B.       Kebijakan Moneter 
       1. Pengertian Kebijakan Moneter
Kebijaksanaan moneter adalah suatu tindakan pemerintah (atau bank sentral) untuk mempengaruhi situasi makro yang dilaksanakan melalui pasar uang beredar.[6] Usaha tersebut dilakukan agar terjadi kestabilan harga dan inflasi serta terjadinya peningkatan output keseimbangan. Dengan kata lain,Kebijakan moneter adalah proses di mana pemerintah, bank sentral, atau otoritas moneter suatu negara kontrol suplai (i) uang, (ii) ketersediaan uang, dan (iii) biaya uang atau suku bunga untuk mencapai menetapkan tujuan berorientasi pada pertumbuhan dan stabilitas ekonomi.
Kebijakan Moneter bertumpu pada hubungan antara tingkat bunga dalam suatu perekonomian, yaitu harga di mana uang yang bisa dipinjam, dan pasokan total uang.
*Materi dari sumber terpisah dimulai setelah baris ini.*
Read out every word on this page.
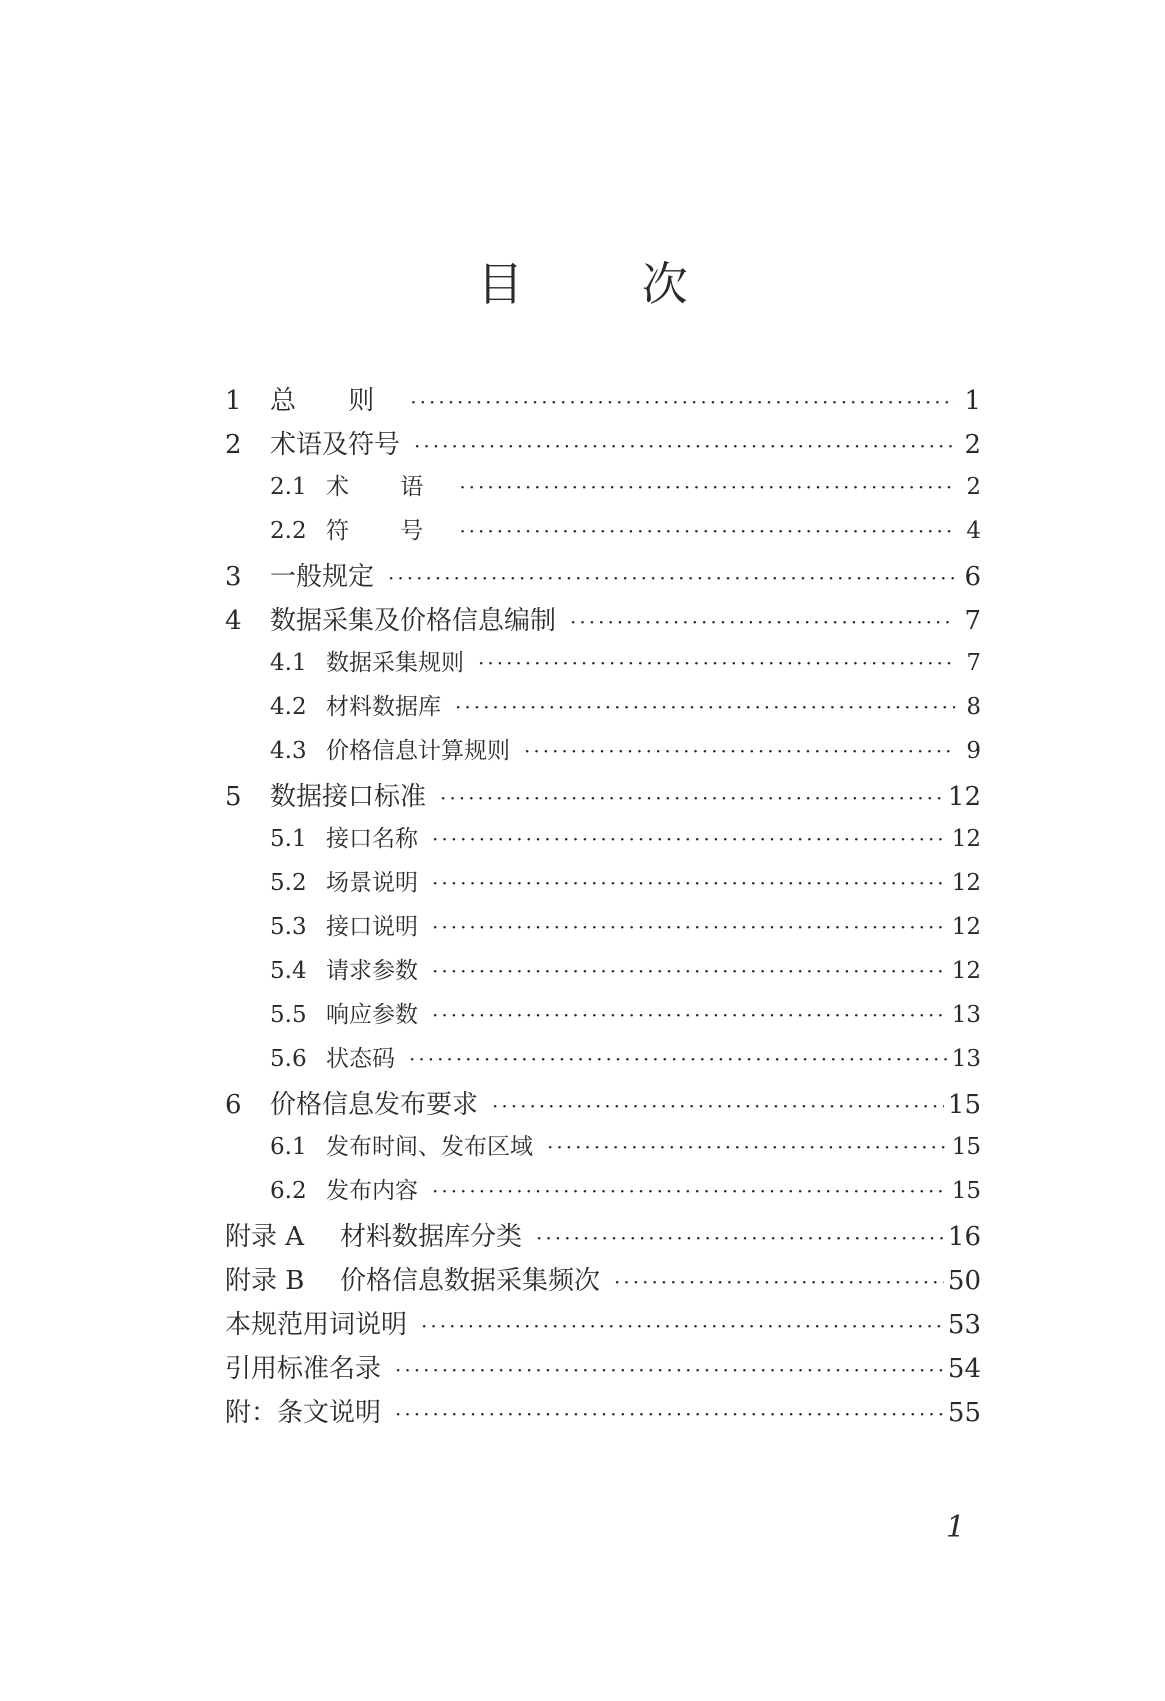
目 次
1	总 则 ·····	1
2	术语及符号 ·····	2
2.1 术 语 ·····	2
2.2 符 号 ·····	4
3	一般规定 ·····	6
4	数据采集及价格信息编制 ·····	7
4.1 数据采集规则 ·····	7
4.2 材料数据库 ·····	8
4.3 价格信息计算规则 ·····	9
5	数据接口标准 ·····	12
5.1 接口名称 ·····	12
5.2 场景说明 ·····	12
5.3 接口说明 ·····	12
5.4 请求参数 ·····	12
5.5 响应参数 ·····	13
5.6 状态码 ·····	13
6	价格信息发布要求 ·····	15
6.1 发布时间、发布区域 ·····	15
6.2 发布内容 ·····	15
附录 A	材料数据库分类 ·····	16
附录 B	价格信息数据采集频次 ·····	50
本规范用词说明 ·····	53
引用标准名录 ·····	54
附：条文说明 ·····	55
1
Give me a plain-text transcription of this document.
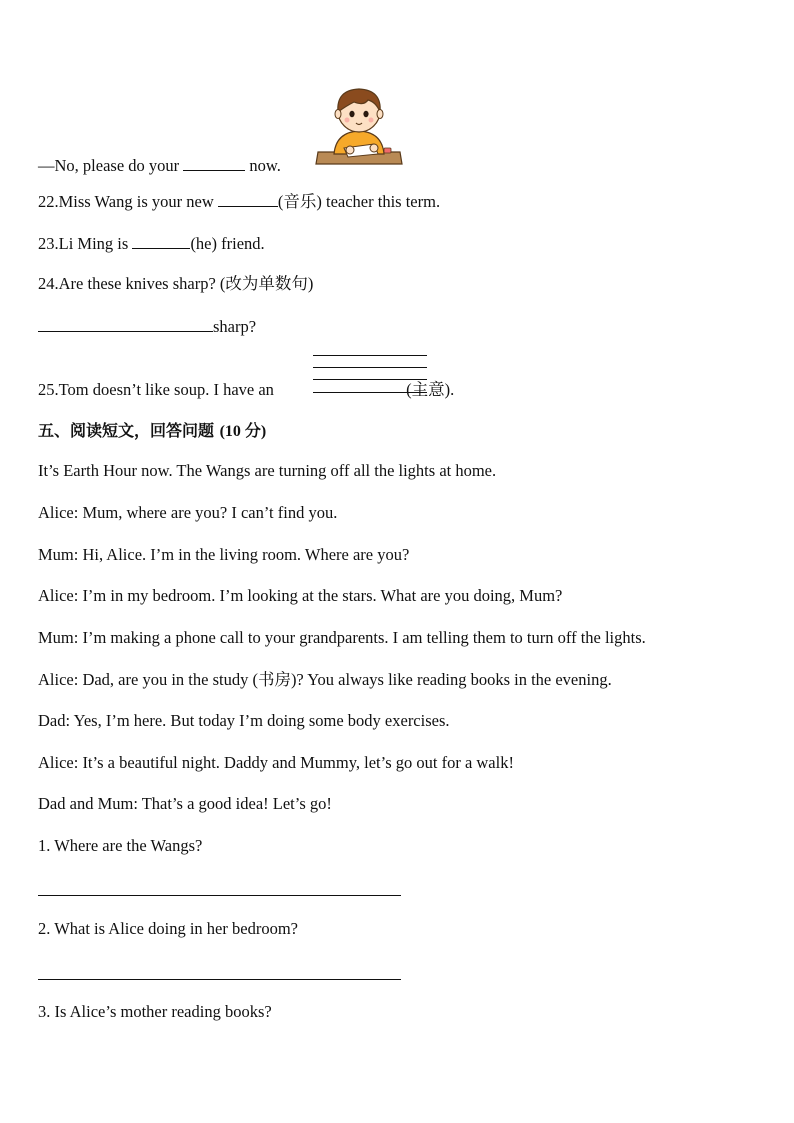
—No, please do your	now.
22.Miss Wang is your new	(音乐) teacher this term.
23.Li Ming is	(he) friend.
24.Are these knives sharp? (改为单数句)
sharp?
25.Tom doesn’t like soup. I have an	(主意).
五、阅读短文，回答问题 (10 分)
It’s Earth Hour now. The Wangs are turning off all the lights at home.
Alice: Mum, where are you? I can’t find you.
Mum: Hi, Alice. I’m in the living room. Where are you?
Alice: I’m in my bedroom. I’m looking at the stars. What are you doing, Mum?
Mum: I’m making a phone call to your grandparents. I am telling them to turn off the lights.
Alice: Dad, are you in the study (书房)? You always like reading books in the evening.
Dad: Yes, I’m here. But today I’m doing some body exercises.
Alice: It’s a beautiful night. Daddy and Mummy, let’s go out for a walk!
Dad and Mum: That’s a good idea! Let’s go!
1. Where are the Wangs?
2. What is Alice doing in her bedroom?
3. Is Alice’s mother reading books?
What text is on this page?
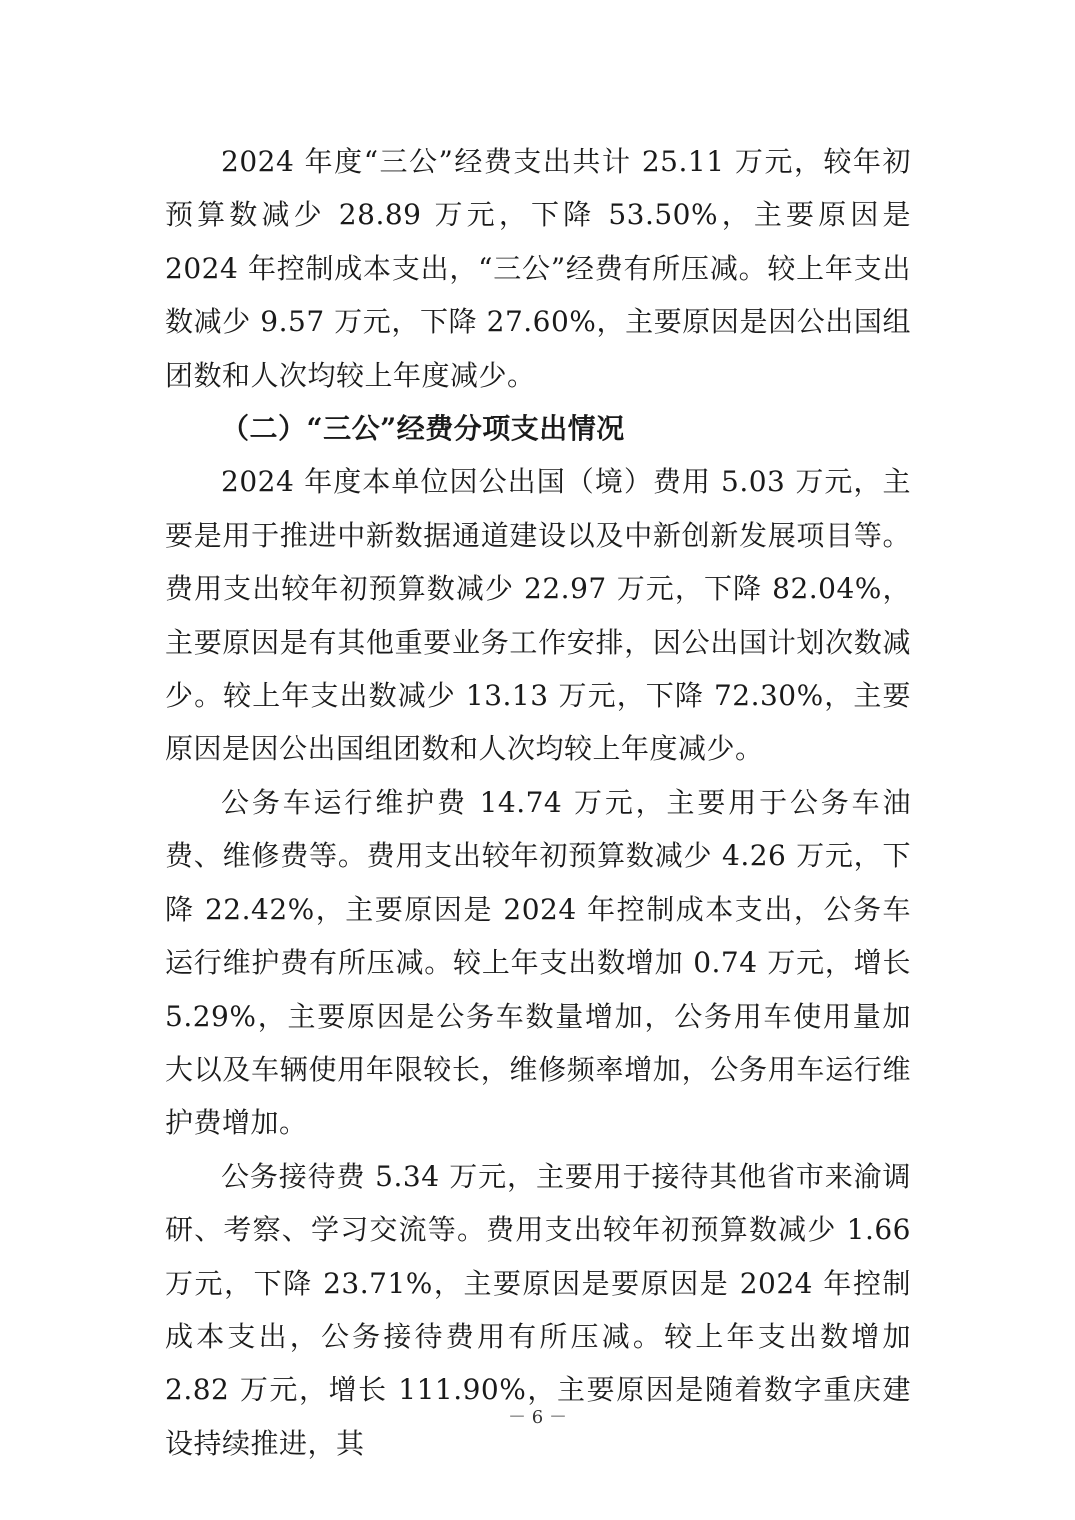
2024 年度“三公”经费支出共计 25.11 万元，较年初预算数减少 28.89 万元，下降 53.50%，主要原因是 2024 年控制成本支出，“三公”经费有所压减。较上年支出数减少 9.57 万元，下降 27.60%，主要原因是因公出国组团数和人次均较上年度减少。

（二）“三公”经费分项支出情况

2024 年度本单位因公出国（境）费用 5.03 万元，主要是用于推进中新数据通道建设以及中新创新发展项目等。费用支出较年初预算数减少 22.97 万元，下降 82.04%，主要原因是有其他重要业务工作安排，因公出国计划次数减少。较上年支出数减少 13.13 万元，下降 72.30%，主要原因是因公出国组团数和人次均较上年度减少。

公务车运行维护费 14.74 万元，主要用于公务车油费、维修费等。费用支出较年初预算数减少 4.26 万元，下降 22.42%，主要原因是 2024 年控制成本支出，公务车运行维护费有所压减。较上年支出数增加 0.74 万元，增长 5.29%，主要原因是公务车数量增加，公务用车使用量加大以及车辆使用年限较长，维修频率增加，公务用车运行维护费增加。

公务接待费 5.34 万元，主要用于接待其他省市来渝调研、考察、学习交流等。费用支出较年初预算数减少 1.66 万元，下降 23.71%，主要原因是要原因是 2024 年控制成本支出，公务接待费用有所压减。较上年支出数增加 2.82 万元，增长 111.90%，主要原因是随着数字重庆建设持续推进，其

－ 6 －
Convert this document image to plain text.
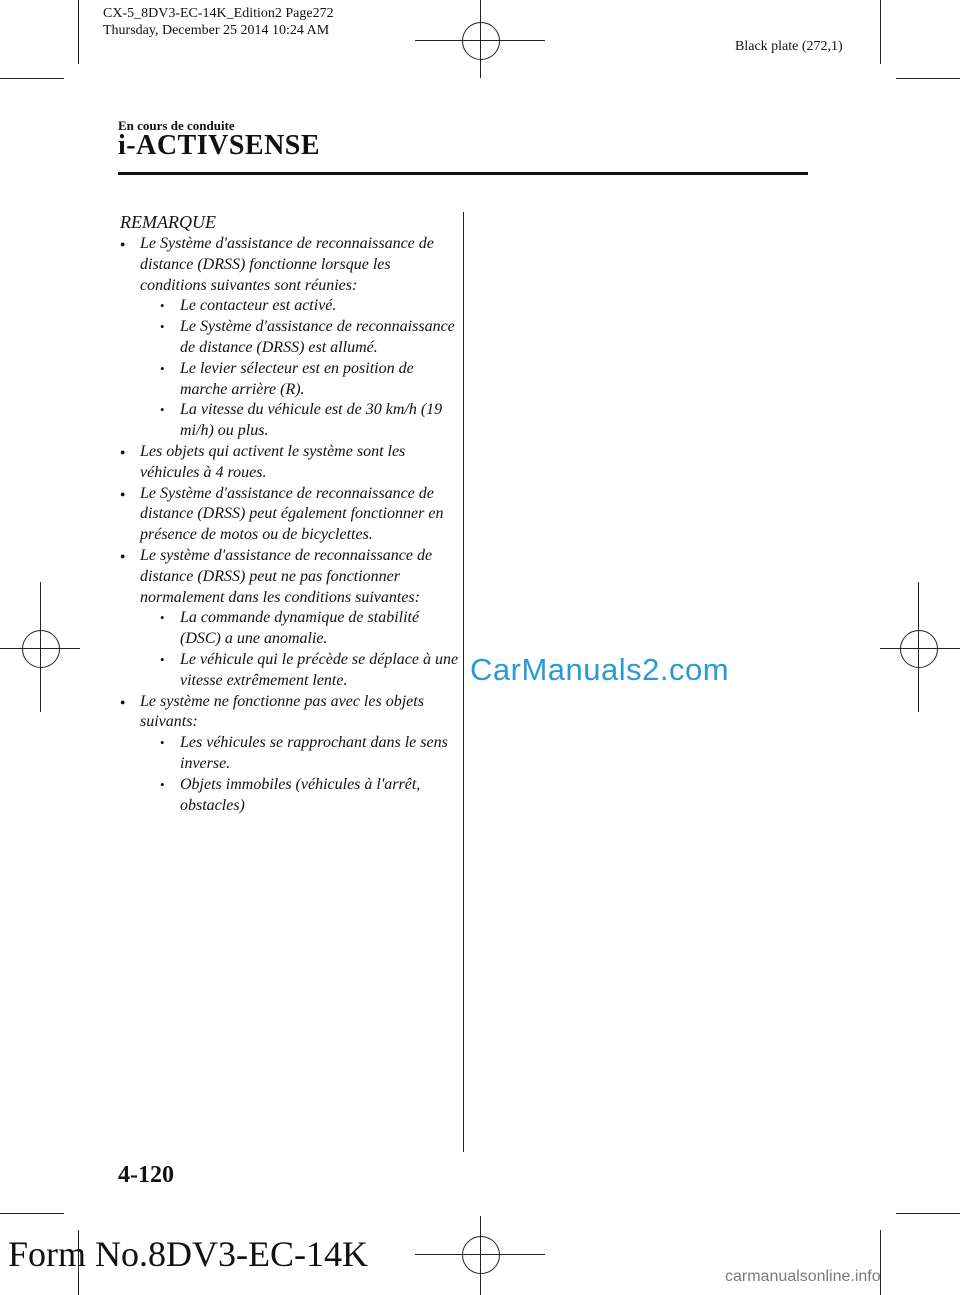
CX-5_8DV3-EC-14K_Edition2 Page272
Thursday, December 25 2014 10:24 AM
Black plate (272,1)
En cours de conduite
i-ACTIVSENSE
REMARQUE
● Le Système d'assistance de reconnaissance de distance (DRSS) fonctionne lorsque les conditions suivantes sont réunies:
• Le contacteur est activé.
• Le Système d'assistance de reconnaissance de distance (DRSS) est allumé.
• Le levier sélecteur est en position de marche arrière (R).
• La vitesse du véhicule est de 30 km/h (19 mi/h) ou plus.
● Les objets qui activent le système sont les véhicules à 4 roues.
● Le Système d'assistance de reconnaissance de distance (DRSS) peut également fonctionner en présence de motos ou de bicyclettes.
● Le système d'assistance de reconnaissance de distance (DRSS) peut ne pas fonctionner normalement dans les conditions suivantes:
• La commande dynamique de stabilité (DSC) a une anomalie.
• Le véhicule qui le précède se déplace à une vitesse extrêmement lente.
● Le système ne fonctionne pas avec les objets suivants:
• Les véhicules se rapprochant dans le sens inverse.
• Objets immobiles (véhicules à l'arrêt, obstacles)
CarManuals2.com
4-120
Form No.8DV3-EC-14K
carmanualsonline.info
Kebijakan moneter menggunakan berbagai alat untuk mengontrol salah satu atau kedua, untuk mempengaruhi hasil seperti pertumbuhan ekonomi, inflasi, nilai tukar dengan mata uang lainnya dan pengangguran. Dimana mata uang adalah di bawah monopoli penerbitan, atau dimana ada sistem diatur menerbitkan mata uang melalui bank-bank yang terkait dengan bank sentral, otoritas moneter memiliki kemampuan untuk mengubah jumlah uang beredar dan dengan demikian mempengaruhi tingkat suku bunga (untuk mencapai kebijakan gol). 
2. Macam-macam kebijakan moneter
a.       Operasi Pasar Terbuka (Open Market Operation) 
Operasi pasar terbuka adalah tindakan bank sentral membeli atau menjual surat-surat berharga di pasar uang. Pembelian surat-surat berharga oleh bank sentral akan menaikkan jumlah uang yang beredar dalam masyarakat. Dan begitu sebaliknya bila bank sentral menjual surat-surat berharga di pasar uang. [7]     
b.      Kebijakan Diskonto (Discount Policy)
Yaitu kebijakan pemerintah dengan jalan menaikkan suku bunga pada saat inflasi dan   \menurunkan pada saat deflasi, ditunjukkan untuk menaikkan tingkat bunga karena dengan bunga kredit tinggi maka aktivitas ekonomi yang menggunakan dana pinjaman akan tertahan karena modal diskontonya atau discount rate policy (tingkat bunga yang dikenakan pada bank umum atas pinjaman dana yang diberikan), maka jumlah uang yang
beredar cenderung berkurang, begitu sebaliknya.
       c .    Kebijakan Cadangan kas (Cash Ratio Policy)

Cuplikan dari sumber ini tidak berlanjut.